Remember when they were digging up the graves of the black plague victims?
Fleas in northern Arizona test positive for plague
FLAGSTAFF, AZ - Public health officials say that fleas collected in northern Arizona have tested positive for plague.
In a Thursday release, officials said fleas located in the Doney Park area tested positive for the disease. Last week, fleas collected in the Red Lake area, also tested positive.
The Coconino County Public Health Services District (CCPHSD) is reportedly notifying residents, and the burrows located on private property will be treated. Officials will closely be monitoring the area to determine if further action is necessary.
The CCPHSD is urging the public to take precautions and limit their risk of exposure to the disease, which can be present in fleas, rodents, rabbits, and predators that feed on those animals. The disease can also be transmitted to humans and other animals by the bite of an infected flea or contact with an infected animal.
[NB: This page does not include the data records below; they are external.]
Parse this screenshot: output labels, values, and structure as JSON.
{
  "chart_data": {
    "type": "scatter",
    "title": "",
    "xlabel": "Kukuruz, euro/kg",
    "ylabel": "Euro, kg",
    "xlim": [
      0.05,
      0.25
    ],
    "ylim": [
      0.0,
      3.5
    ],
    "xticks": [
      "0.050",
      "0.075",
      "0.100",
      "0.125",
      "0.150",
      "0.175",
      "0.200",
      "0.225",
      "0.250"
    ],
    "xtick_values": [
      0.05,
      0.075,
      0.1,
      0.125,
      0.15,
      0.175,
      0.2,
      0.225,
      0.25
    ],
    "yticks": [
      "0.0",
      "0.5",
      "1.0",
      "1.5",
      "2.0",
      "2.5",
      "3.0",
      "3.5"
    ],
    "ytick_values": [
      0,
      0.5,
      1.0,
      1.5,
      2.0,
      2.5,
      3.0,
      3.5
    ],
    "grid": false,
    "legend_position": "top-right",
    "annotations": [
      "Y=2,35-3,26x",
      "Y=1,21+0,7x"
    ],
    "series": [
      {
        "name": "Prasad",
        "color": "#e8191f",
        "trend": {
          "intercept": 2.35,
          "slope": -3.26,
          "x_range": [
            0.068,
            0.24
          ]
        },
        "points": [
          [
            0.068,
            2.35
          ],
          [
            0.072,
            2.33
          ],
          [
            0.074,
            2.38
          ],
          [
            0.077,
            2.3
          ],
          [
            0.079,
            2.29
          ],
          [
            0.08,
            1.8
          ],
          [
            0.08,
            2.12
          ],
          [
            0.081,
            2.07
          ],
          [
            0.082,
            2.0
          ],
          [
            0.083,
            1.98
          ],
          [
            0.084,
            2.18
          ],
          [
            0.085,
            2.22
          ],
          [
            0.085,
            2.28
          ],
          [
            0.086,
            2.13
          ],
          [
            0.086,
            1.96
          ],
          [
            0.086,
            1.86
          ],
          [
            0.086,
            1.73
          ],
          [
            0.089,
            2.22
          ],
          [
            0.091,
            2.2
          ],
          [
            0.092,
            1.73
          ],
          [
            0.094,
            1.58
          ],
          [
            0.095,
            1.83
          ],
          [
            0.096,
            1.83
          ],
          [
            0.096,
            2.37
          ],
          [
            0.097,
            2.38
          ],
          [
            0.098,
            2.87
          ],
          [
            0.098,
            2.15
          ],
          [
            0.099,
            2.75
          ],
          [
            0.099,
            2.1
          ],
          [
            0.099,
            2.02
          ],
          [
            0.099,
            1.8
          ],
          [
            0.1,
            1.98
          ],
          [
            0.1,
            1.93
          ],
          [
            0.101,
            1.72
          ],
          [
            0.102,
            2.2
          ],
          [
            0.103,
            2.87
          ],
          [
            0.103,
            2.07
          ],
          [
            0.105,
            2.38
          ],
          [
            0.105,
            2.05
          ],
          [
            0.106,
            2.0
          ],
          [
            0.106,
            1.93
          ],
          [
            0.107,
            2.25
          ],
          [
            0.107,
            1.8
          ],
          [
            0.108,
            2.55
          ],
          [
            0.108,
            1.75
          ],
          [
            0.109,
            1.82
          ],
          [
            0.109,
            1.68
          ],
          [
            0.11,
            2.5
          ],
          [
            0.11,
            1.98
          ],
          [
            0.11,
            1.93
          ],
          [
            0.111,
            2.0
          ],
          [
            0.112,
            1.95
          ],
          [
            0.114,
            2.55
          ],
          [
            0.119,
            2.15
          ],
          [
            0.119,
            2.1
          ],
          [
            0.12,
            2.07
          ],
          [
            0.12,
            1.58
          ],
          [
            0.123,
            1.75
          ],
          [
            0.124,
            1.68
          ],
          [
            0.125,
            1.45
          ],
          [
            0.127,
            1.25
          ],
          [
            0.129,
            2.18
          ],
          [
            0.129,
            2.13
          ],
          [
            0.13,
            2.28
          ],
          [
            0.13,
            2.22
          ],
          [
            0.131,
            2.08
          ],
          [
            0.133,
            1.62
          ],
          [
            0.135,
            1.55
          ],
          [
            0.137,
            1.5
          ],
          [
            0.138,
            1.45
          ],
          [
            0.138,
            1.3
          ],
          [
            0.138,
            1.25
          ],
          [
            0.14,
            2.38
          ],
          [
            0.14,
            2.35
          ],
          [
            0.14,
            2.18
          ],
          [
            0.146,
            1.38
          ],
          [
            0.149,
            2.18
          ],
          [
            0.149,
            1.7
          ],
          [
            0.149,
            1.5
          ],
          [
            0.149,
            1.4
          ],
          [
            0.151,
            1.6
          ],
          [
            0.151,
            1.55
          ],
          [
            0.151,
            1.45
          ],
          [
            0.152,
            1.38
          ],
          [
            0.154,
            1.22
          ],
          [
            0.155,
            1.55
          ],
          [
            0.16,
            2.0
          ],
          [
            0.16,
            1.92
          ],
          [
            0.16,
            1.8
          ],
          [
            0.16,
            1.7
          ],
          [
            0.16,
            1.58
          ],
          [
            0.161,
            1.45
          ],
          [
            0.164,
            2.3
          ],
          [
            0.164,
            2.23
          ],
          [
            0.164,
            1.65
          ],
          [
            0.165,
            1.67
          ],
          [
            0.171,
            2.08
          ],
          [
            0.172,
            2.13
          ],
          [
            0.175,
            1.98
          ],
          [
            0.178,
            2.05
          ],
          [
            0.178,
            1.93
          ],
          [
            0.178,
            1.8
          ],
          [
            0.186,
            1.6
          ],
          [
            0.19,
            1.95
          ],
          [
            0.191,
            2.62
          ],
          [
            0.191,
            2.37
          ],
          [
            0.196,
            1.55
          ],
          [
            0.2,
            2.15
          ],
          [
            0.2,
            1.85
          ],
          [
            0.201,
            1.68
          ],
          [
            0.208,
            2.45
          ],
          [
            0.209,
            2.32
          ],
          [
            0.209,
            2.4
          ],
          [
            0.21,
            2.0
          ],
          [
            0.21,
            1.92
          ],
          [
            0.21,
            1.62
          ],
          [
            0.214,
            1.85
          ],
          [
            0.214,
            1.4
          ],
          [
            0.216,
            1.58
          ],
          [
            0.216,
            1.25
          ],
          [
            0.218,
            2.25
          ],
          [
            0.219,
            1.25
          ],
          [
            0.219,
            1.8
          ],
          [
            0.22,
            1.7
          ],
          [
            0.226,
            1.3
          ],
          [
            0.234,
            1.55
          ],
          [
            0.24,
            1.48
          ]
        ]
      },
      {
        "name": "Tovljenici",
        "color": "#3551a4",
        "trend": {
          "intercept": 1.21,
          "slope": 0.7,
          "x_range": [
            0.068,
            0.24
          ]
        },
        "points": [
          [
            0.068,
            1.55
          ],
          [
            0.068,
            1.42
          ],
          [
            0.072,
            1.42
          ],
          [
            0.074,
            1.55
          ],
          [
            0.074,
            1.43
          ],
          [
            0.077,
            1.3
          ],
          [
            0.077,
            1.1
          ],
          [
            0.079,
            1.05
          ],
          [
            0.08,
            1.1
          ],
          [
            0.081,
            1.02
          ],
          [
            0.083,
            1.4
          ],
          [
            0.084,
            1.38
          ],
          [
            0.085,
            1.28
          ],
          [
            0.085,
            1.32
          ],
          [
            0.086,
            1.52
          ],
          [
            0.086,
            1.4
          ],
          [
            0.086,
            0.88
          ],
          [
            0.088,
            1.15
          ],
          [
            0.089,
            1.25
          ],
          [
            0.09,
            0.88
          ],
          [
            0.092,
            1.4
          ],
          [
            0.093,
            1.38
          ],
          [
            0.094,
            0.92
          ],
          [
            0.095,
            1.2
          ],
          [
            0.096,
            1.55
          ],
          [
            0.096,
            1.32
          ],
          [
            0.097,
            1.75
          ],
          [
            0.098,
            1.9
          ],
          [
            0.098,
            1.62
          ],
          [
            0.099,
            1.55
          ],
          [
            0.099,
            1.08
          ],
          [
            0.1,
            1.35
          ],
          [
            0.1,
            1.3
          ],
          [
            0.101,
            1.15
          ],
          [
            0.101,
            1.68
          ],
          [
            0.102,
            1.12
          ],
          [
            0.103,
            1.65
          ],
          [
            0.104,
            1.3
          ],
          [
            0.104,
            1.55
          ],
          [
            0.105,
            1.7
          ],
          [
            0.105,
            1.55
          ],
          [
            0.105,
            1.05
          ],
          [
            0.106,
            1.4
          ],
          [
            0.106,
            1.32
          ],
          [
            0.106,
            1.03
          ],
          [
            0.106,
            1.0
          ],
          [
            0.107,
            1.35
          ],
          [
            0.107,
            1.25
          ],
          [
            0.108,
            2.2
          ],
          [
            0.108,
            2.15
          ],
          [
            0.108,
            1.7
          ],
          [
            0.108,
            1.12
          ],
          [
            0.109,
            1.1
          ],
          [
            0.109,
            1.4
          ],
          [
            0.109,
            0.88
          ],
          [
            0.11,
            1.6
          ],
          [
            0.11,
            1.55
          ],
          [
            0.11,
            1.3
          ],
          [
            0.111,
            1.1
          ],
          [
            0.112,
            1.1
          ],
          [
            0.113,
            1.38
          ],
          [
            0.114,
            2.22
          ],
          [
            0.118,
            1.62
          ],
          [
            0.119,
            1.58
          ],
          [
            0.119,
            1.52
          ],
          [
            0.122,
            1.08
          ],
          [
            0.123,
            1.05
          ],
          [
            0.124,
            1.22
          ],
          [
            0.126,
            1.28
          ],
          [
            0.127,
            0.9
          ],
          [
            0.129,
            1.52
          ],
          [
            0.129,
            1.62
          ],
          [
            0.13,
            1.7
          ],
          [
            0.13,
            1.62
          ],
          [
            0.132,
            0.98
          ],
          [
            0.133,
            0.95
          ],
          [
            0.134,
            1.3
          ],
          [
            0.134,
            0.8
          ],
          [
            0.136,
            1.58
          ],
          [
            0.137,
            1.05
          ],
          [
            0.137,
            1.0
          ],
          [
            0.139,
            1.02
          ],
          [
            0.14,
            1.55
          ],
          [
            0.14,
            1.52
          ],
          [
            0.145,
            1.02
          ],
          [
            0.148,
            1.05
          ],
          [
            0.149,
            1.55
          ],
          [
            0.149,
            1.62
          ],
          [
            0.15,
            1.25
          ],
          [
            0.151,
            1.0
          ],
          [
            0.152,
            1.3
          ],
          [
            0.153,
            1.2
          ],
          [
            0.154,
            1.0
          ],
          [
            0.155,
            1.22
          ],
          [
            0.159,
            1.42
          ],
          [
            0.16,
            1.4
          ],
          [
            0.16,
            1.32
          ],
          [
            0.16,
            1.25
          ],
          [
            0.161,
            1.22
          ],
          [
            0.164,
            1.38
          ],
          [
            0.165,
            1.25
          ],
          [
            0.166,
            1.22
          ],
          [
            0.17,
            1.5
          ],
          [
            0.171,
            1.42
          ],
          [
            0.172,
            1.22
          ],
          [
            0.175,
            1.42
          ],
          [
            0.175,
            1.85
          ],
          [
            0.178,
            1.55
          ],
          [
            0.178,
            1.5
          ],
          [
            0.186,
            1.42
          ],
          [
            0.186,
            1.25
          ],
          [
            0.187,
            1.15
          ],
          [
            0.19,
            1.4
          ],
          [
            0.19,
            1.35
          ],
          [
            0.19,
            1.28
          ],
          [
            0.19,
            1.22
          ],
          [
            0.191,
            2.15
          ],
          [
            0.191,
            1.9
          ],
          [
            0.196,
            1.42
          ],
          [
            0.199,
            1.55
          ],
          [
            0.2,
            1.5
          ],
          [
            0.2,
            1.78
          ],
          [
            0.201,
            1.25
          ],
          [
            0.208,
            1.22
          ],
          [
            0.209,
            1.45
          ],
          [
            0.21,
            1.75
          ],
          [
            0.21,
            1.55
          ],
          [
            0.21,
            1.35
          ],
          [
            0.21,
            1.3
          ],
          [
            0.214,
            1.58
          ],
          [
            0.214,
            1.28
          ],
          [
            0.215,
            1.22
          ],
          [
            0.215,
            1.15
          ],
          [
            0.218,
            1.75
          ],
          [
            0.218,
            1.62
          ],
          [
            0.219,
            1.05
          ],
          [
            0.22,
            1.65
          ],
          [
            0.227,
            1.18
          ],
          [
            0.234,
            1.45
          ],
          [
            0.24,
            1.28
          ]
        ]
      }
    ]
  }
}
Officials said because the plague is endemic in Coconino County, there are likely additional locations with infected fleas. Tests are continuing in the area as crews monitor the situation.
Fleas collected in the Taylor area also tested positive for yersinia pestis, officials said on Friday.
The area where the fleas were located is being treated but has been closed as officials determine what more to do.
Officials are urging residents to reduce their exposure to the disease. Dogs are encouraged to be kept on leashes. Cats are highly susceptible to the plague; sicks cats, especially ones that are allowed to roam outside, should receive a proper diagnosis and treatment to reduce human exposure.
Authorities also say a sudden die-off of prairie dogs and rodents may indicate that the plague is present or has spread. Anyone who has noticed a sudden decrease in rodents or rabbits are encouraged to contact the Navajo County Health Department.